Almost a year on, there’s no clear-cut answer. Except in one part of the world – the Middle East – where one individual has, through a mixture of opportunism and cunning, managed to impose himself like no other. It’s Vladimir Putin.

For evidence of Russia’s new strength in the region, look at Putin’s travel itinerary from last Monday. His day began with an early flight to Khmeinim air base in Syria for his first visit to that country since Moscow intervened in the civil war in September 2015. Addressing his troops, he declared that Russia had achieved its aim of vanquishing Islamic State, and would begin a partial withdrawal.

Few believe the defeat of the jihadists was the chief reason for Russia’s intervention, and the claim that the demise of IS was down to Moscow’s actions is a stretch. But nobody could dispute that Russia’s intervention had been a success.

Minimal losses

For one, it ensured the survival of its ally, Syrian president Bashar al-Assad. When Russia entered the conflict in 2015, the then US secretary of defence, Ash Carter, said Putin was heading into a quagmire with a strategy that was “doomed to failure”. On the contrary, Moscow re-oriented the war in its favour, suffered minimal losses, showcased its military capabilities and is set to scale down its operation in time for the Russian presidential election next March.

It also gets to keep its military base at Khmeimim and a strategically prized naval facility at Tartus on the Mediterranean.

Washington’s wealth, military might and relationships mean it remains the indispensable power in the Middle East. But it is being outmanoeuvred by a resurgent Russia

From Syria, Putin flew to Egypt, where he and President Abdel Fattah al-Sisi agreed to resume direct tourist flights between their countries, suspended after the bombing of a Russian airliner in the Sinai in 2015, and moved closer to a deal for Russia to build a $30 billion nuclear power plant in Egypt.

In Ankara, Putin’s final stop of his whirlwind day-tour, he and President Recep Tayyip Erdogan appeared to make progress on the sale of an advanced Russian S-400 air missile defence system to Turkey. The Putin-Erdogan meeting, the seventh this year, showed how relations have recovered in the year since the assassination of the Russian ambassador in Turkey and the two years since Turkish forces shot down a Russian fighter jet.

New alliances

Across the region the pattern is the same. At a time when the United States is showing little interest, and even less coherent strategy, Russia is thoroughly outflanking it – cultivating new alliances, expanding its trade (not least in arms) and spreading its influence on a scale not seen since the collapse of the Soviet Union.

The trend pre-dates the Trump presidency: George W Bush’s wars in Iraq and Afghanistan damaged the US’s standing in the region and caused both the American system and public to tire of foreign entanglements, while Barack Obama’s pivot to Asia and his failed Syria strategy took up a great deal of his administration’s finite energy.

But the shift has accelerated under Trump – a president whose commitment to the “America first” credo is matched only by his ignorance of the world around him.

In just a few years Putin has seized on that space and skilfully positioned himself as a regional kingpin.

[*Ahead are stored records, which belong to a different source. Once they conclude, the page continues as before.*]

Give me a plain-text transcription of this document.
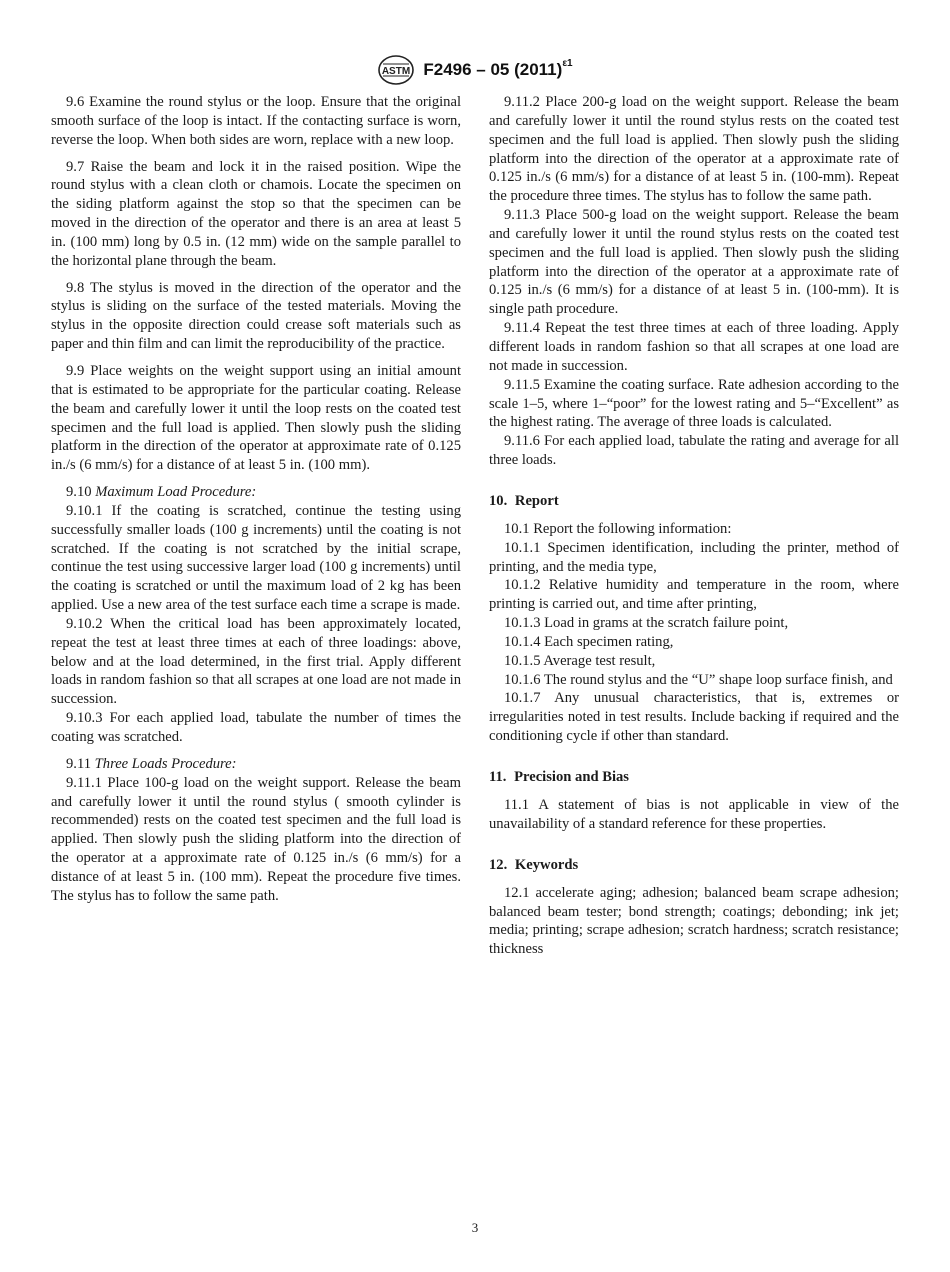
ASTM F2496 – 05 $(2011)^{\varepsilon 1}$

9.6 Examine the round stylus or the loop. Ensure that the original smooth surface of the loop is intact. If the contacting surface is worn, reverse the loop. When both sides are worn, replace with a new loop.

9.7 Raise the beam and lock it in the raised position. Wipe the round stylus with a clean cloth or chamois. Locate the specimen on the siding platform against the stop so that the specimen can be moved in the direction of the operator and there is an area at least 5 in. (100 mm) long by 0.5 in. (12 mm) wide on the sample parallel to the horizontal plane through the beam.

9.8 The stylus is moved in the direction of the operator and the stylus is sliding on the surface of the tested materials. Moving the stylus in the opposite direction could crease soft materials such as paper and thin film and can limit the reproducibility of the practice.

9.9 Place weights on the weight support using an initial amount that is estimated to be appropriate for the particular coating. Release the beam and carefully lower it until the loop rests on the coated test specimen and the full load is applied. Then slowly push the sliding platform in the direction of the operator at approximate rate of 0.125 in./s (6 mm/s) for a distance of at least 5 in. (100 mm).

9.10 Maximum Load Procedure:

9.10.1 If the coating is scratched, continue the testing using successfully smaller loads (100 g increments) until the coating is not scratched. If the coating is not scratched by the initial scrape, continue the test using successive larger load (100 g increments) until the coating is scratched or until the maximum load of 2 kg has been applied. Use a new area of the test surface each time a scrape is made.

9.10.2 When the critical load has been approximately located, repeat the test at least three times at each of three loadings: above, below and at the load determined, in the first trial. Apply different loads in random fashion so that all scrapes at one load are not made in succession.

9.10.3 For each applied load, tabulate the number of times the coating was scratched.

9.11 Three Loads Procedure:

9.11.1 Place 100-g load on the weight support. Release the beam and carefully lower it until the round stylus ( smooth cylinder is recommended) rests on the coated test specimen and the full load is applied. Then slowly push the sliding platform into the direction of the operator at a approximate rate of 0.125 in./s (6 mm/s) for a distance of at least 5 in. (100 mm). Repeat the procedure five times. The stylus has to follow the same path.

9.11.2 Place 200-g load on the weight support. Release the beam and carefully lower it until the round stylus rests on the coated test specimen and the full load is applied. Then slowly push the sliding platform into the direction of the operator at a approximate rate of 0.125 in./s (6 mm/s) for a distance of at least 5 in. (100-mm). Repeat the procedure three times. The stylus has to follow the same path.

9.11.3 Place 500-g load on the weight support. Release the beam and carefully lower it until the round stylus rests on the coated test specimen and the full load is applied. Then slowly push the sliding platform into the direction of the operator at a approximate rate of 0.125 in./s (6 mm/s) for a distance of at least 5 in. (100-mm). It is single path procedure.

9.11.4 Repeat the test three times at each of three loading. Apply different loads in random fashion so that all scrapes at one load are not made in succession.

9.11.5 Examine the coating surface. Rate adhesion according to the scale 1–5, where 1–“poor” for the lowest rating and 5–“Excellent” as the highest rating. The average of three loads is calculated.

9.11.6 For each applied load, tabulate the rating and average for all three loads.

10. Report

10.1 Report the following information:

10.1.1 Specimen identification, including the printer, method of printing, and the media type,

10.1.2 Relative humidity and temperature in the room, where printing is carried out, and time after printing,

10.1.3 Load in grams at the scratch failure point,

10.1.4 Each specimen rating,

10.1.5 Average test result,

10.1.6 The round stylus and the “U” shape loop surface finish, and

10.1.7 Any unusual characteristics, that is, extremes or irregularities noted in test results. Include backing if required and the conditioning cycle if other than standard.

11. Precision and Bias

11.1 A statement of bias is not applicable in view of the unavailability of a standard reference for these properties.

12. Keywords

12.1 accelerate aging; adhesion; balanced beam scrape adhesion; balanced beam tester; bond strength; coatings; debonding; ink jet; media; printing; scrape adhesion; scratch hardness; scratch resistance; thickness

3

Increasingly, the Israelis, Turks, Palestinians, Egyptians and Jordanians are beating a path to the Kremlin as a place where their problems can be fixed.

Putin maintains his strong alliance with Iran, yet he is also on good terms with its arch-rival Saudi Arabia. In October, King Salman became the first Saudi monarch to visit Moscow.

Peace talks

Putin managed to bring Turkey and Iran together in an attempt to cool the conflict in Syria, while the Saudis are co-operating with Moscow in coaxing the Syrian opposition to unite for peace talks.

Moreover, Moscow has been mediating an end to the internal Palestinian rift between Fatah and Hamas, and has invited rival Libyan factions to Moscow in an attempt to broker peace.

Washington’s wealth, military might and relationships mean it remains the indispensable power in the Middle East. But, as Dimitri Trenin argues in his recent book What is Russia Up To In the Middle East?, it is being tactically out-manoeuvred by a resurgent Russia.

The result is one of the stories of the decade: how successes in the Middle East have given Moscow a springboard back to the high table of global geopolitics.